Teh also said this would vary depending on industries.

"Businesses related to e-commerce, hygiene and healthcare, technology and business process outsourcing are active and we foresee more take up will be coming from these sectors," he said.

Teh said despite the current market condition in Malaysia, the firm has seen an increase in enquiries on workplace consultancy from organisations to assist in developing strategies on future workplace arrangements.

According to Knight Frank's global (Y)OUR SPACE survey, businesses headquartered in Asia-Pacific (APAC) are less likely to feel the long-term impacts of Covid-19 on their real estate portfolios, with only 14 per cent expecting the pandemic to permanently alter their real estate strategies.

The survey features findings of almost 400 international businesses with a combined headcount of over 10 million and provides a unique insight into the workplace strategies and real estate needs of global companies.

The findings show there is a contrast between APAC and overall global corporate real estate attitudes, with 17 per cent more APAC businesses likely to increase real estate portfolios and 18 per cent fewer APAC businesses likely to decrease their global portfolios compared to their global counterparts.

However, for those expecting to increase or decrease their portfolios, the proportion of those seeking to make substantial changes of more than 20 per cent is greater than that of global levels.

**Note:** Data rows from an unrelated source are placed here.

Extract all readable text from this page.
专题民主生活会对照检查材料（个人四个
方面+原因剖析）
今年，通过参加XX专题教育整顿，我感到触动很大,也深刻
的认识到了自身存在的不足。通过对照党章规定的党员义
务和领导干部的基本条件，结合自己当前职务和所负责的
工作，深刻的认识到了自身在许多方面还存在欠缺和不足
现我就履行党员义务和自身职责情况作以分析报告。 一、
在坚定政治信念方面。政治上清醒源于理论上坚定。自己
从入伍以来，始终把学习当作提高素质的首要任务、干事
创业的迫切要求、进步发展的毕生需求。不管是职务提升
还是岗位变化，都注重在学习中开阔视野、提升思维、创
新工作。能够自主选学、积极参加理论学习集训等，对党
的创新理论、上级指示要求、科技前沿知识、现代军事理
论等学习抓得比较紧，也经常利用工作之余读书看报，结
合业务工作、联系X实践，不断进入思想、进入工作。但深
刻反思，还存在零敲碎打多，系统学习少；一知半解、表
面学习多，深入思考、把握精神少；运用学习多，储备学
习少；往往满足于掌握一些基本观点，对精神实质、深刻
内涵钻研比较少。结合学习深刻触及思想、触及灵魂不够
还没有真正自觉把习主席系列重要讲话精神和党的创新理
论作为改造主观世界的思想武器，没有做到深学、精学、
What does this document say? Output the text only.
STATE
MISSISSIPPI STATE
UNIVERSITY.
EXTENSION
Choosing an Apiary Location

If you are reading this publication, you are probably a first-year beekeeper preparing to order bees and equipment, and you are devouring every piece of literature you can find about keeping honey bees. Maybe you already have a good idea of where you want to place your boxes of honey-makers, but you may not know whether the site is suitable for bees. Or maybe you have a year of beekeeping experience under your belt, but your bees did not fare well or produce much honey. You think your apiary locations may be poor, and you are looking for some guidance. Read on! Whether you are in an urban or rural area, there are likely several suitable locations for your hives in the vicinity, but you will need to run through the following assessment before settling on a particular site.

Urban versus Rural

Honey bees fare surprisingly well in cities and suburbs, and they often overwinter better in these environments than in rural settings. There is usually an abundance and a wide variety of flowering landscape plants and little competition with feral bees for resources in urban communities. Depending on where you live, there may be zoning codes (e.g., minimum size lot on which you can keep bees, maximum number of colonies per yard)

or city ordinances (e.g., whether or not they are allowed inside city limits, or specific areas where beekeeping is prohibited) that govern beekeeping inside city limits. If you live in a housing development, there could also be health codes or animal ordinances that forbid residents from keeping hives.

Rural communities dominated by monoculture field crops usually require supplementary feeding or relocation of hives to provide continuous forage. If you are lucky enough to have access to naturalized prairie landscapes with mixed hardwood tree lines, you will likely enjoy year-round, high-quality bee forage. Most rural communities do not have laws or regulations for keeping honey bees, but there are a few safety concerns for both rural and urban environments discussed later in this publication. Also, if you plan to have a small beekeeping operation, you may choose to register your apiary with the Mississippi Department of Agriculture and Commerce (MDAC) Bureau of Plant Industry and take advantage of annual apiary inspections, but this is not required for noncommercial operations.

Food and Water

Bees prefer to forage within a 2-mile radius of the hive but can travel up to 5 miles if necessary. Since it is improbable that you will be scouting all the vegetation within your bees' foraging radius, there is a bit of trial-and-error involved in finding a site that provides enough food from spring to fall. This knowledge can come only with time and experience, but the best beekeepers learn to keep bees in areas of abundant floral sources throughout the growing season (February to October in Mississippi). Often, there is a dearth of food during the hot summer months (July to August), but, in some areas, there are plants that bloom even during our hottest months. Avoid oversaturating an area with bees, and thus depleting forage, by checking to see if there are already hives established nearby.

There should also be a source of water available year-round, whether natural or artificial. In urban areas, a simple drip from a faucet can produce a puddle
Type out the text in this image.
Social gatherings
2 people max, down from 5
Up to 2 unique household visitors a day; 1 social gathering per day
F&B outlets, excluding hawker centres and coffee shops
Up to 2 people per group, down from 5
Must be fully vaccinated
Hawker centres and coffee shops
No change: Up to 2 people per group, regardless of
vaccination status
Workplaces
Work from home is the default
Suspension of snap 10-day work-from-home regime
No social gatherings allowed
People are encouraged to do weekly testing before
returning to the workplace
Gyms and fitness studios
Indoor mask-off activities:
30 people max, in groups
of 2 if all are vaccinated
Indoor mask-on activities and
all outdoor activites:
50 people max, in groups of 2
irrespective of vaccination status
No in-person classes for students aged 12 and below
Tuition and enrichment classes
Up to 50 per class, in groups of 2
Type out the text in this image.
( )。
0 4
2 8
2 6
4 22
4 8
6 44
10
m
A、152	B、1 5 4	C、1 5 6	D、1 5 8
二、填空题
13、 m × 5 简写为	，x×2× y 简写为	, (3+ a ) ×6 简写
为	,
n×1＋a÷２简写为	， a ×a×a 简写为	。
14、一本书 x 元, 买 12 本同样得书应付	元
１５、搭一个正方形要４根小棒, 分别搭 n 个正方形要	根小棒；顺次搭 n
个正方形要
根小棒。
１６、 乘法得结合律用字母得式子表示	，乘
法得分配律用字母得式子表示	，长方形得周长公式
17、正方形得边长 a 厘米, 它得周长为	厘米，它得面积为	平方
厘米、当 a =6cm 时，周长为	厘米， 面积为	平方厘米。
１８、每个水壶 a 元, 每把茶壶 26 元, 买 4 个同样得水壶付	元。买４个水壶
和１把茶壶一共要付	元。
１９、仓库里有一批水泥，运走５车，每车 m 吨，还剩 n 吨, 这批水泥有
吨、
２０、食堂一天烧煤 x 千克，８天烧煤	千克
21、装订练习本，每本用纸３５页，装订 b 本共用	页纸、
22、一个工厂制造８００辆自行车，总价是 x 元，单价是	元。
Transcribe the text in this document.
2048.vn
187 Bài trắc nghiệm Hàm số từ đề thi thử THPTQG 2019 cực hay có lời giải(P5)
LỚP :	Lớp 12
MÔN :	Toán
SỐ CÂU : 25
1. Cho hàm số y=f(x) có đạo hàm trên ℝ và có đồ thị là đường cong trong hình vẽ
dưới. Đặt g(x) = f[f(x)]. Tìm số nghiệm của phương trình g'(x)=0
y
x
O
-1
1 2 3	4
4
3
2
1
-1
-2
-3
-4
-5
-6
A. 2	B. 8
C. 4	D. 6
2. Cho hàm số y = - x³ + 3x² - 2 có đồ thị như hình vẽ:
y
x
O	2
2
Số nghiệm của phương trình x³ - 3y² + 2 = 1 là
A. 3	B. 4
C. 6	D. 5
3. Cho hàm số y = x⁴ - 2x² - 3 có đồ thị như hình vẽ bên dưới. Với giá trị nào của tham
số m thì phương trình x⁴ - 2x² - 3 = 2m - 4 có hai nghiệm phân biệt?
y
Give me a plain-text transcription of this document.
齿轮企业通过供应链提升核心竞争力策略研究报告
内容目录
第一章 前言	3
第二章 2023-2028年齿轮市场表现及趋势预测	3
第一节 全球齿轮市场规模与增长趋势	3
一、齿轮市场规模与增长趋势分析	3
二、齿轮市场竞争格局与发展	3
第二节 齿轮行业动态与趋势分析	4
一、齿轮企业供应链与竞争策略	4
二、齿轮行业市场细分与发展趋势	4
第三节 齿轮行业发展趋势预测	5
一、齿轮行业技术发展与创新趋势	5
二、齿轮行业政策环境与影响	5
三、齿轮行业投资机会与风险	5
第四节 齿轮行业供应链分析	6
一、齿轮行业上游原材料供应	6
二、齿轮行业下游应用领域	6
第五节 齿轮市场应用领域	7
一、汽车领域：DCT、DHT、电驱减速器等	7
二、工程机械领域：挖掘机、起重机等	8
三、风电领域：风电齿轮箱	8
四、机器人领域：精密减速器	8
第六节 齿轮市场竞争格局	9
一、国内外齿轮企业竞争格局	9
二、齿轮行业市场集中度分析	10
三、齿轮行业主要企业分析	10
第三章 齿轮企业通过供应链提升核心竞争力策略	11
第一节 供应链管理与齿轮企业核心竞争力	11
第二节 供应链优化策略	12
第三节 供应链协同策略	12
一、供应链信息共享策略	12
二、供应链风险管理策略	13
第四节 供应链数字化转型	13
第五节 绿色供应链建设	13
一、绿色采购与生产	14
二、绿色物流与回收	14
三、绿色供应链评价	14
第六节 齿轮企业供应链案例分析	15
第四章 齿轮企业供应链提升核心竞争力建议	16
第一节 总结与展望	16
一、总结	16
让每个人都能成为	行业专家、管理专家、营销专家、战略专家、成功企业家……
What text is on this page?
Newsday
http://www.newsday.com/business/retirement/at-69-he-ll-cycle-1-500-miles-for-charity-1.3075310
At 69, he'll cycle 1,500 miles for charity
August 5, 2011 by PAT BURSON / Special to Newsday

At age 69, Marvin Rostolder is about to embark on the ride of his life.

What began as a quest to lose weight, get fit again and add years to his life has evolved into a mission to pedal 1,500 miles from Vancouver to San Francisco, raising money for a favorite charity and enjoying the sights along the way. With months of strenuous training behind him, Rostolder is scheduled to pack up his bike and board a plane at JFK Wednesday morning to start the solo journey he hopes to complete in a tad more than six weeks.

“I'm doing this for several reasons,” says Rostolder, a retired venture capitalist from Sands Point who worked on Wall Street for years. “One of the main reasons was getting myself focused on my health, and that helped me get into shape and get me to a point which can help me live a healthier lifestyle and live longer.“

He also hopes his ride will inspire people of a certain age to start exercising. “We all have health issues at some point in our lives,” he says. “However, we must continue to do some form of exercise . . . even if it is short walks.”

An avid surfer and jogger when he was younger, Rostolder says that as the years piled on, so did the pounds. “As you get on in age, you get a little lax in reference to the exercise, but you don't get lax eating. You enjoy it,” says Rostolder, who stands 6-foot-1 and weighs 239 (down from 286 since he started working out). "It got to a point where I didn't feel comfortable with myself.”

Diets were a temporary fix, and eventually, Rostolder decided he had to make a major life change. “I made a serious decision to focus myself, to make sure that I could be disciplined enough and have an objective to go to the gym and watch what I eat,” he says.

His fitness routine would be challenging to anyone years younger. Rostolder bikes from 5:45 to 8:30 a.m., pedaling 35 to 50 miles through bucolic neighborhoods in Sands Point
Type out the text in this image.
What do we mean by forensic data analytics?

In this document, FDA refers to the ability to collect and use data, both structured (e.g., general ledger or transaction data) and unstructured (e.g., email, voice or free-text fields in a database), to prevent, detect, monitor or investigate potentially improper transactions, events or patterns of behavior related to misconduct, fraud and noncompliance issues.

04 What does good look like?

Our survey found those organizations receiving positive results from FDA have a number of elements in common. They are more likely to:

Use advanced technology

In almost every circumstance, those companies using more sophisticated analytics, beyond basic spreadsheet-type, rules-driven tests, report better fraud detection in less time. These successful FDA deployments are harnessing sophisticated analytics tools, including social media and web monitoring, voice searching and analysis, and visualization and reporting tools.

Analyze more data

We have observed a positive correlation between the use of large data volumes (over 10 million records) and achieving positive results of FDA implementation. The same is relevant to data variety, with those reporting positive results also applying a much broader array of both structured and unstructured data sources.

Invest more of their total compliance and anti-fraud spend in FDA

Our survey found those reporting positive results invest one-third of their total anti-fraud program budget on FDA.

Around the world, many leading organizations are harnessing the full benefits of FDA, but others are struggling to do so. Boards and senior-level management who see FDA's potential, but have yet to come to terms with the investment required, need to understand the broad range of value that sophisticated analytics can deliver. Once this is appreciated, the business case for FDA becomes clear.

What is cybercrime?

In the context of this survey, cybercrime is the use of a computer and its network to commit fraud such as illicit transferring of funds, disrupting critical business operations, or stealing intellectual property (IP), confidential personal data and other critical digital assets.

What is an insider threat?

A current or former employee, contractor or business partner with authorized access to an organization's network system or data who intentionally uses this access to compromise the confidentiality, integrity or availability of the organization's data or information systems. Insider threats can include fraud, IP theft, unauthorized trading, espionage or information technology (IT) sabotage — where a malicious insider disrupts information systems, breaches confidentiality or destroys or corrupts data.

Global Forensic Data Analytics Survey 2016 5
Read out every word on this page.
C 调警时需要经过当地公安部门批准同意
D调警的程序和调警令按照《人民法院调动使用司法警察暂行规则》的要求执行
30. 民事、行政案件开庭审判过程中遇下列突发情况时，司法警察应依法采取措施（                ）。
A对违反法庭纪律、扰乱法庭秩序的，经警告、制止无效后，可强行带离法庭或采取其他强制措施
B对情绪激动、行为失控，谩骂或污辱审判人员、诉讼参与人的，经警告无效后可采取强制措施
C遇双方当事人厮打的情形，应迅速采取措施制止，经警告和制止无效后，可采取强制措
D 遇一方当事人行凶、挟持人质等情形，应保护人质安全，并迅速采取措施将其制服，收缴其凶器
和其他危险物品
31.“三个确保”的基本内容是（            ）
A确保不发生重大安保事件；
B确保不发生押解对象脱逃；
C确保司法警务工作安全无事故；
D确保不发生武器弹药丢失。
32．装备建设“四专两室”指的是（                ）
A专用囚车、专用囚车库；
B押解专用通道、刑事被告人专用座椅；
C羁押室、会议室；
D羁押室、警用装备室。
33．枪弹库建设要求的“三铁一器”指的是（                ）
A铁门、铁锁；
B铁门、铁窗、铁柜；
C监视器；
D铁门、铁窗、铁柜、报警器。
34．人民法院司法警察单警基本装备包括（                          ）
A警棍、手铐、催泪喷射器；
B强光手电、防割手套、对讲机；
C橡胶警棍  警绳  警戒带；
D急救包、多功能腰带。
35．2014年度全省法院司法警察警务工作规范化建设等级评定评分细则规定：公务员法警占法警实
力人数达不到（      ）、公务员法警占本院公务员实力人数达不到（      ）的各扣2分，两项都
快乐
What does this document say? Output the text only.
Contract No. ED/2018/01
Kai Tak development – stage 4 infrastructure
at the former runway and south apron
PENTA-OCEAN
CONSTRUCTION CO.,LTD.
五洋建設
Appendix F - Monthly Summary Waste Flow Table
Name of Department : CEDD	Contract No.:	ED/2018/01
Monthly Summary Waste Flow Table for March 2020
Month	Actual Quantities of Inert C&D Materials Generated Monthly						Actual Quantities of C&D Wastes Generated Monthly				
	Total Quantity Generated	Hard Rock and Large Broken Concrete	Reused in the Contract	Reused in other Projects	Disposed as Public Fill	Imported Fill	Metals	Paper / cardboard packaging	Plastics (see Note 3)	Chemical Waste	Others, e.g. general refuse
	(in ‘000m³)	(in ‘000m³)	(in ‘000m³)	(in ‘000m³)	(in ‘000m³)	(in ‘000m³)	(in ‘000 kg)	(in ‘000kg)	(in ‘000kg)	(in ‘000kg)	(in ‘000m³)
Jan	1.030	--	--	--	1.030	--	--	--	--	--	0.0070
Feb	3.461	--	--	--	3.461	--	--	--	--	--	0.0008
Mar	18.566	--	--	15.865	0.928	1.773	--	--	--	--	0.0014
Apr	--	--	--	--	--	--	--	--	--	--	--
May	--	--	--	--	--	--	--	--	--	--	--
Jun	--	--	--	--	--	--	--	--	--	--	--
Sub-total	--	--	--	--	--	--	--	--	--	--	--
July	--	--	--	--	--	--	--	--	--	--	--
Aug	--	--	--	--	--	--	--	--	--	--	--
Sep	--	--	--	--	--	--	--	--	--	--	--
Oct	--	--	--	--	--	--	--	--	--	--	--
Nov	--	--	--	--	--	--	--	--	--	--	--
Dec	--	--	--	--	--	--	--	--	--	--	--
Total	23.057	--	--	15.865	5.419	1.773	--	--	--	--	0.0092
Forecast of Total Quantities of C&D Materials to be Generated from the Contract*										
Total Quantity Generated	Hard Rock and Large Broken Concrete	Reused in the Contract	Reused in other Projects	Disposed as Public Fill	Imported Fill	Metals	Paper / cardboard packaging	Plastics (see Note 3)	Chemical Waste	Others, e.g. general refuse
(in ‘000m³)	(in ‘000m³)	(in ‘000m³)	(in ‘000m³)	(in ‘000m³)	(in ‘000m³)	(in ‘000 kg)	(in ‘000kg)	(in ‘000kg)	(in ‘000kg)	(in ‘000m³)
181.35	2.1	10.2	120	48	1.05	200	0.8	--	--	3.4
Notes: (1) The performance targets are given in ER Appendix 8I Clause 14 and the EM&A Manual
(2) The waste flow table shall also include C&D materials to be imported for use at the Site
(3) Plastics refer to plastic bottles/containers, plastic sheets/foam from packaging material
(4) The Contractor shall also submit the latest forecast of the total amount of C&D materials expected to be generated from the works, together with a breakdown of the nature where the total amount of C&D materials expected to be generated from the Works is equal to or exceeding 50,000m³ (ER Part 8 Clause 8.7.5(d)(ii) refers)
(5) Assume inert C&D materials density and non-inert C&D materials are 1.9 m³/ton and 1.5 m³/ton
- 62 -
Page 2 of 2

Teh said other areas where APAC responses diverged from the global average is the likelihood of shifting headquarters (HQ).

Some 51 per cent of APAC respondents said a move is likely to happen in the next three years, which is 13 per cent higher than the proportion of global respondents who answered similarly.

"With the double whammy effects resulting from the current oversupply and weak market sentiment in Malaysia, certain occupiers may take this opportunity to relocate their office spaces for a building that offers better value propositions especially for an option that could provide better savings opportunity," said Teh.

He said while cost savings is the main driver globally for influencing this decision, the second key driver for relocation for APAC HQ is the ability to access different talent pools.

According to the survey, a significant portion of APAC corporates are looking to move HQ facilities and are doing so to achieve their goals of talent attraction and access to different talent pools.

"The question remains on where exactly they are going and how does this affect existing real estate strategies," said Teh.

Meanwhile, the survey revealed the top three types of amenities that will be demanded by employees in APAC. They are food and beverage offerings, healthcare facilities, and gym facilities.

'We are witnessing the shift towards mixed-use development that boasts a diverse mix of residential, commercial, and recreation spaces all in one area," said Teh.

He expects occupiers are likely to gravitate towards spaces that provide more amenity options, and landlords could consider implementing a long-term mixed-use strategy across their real estate portfolios.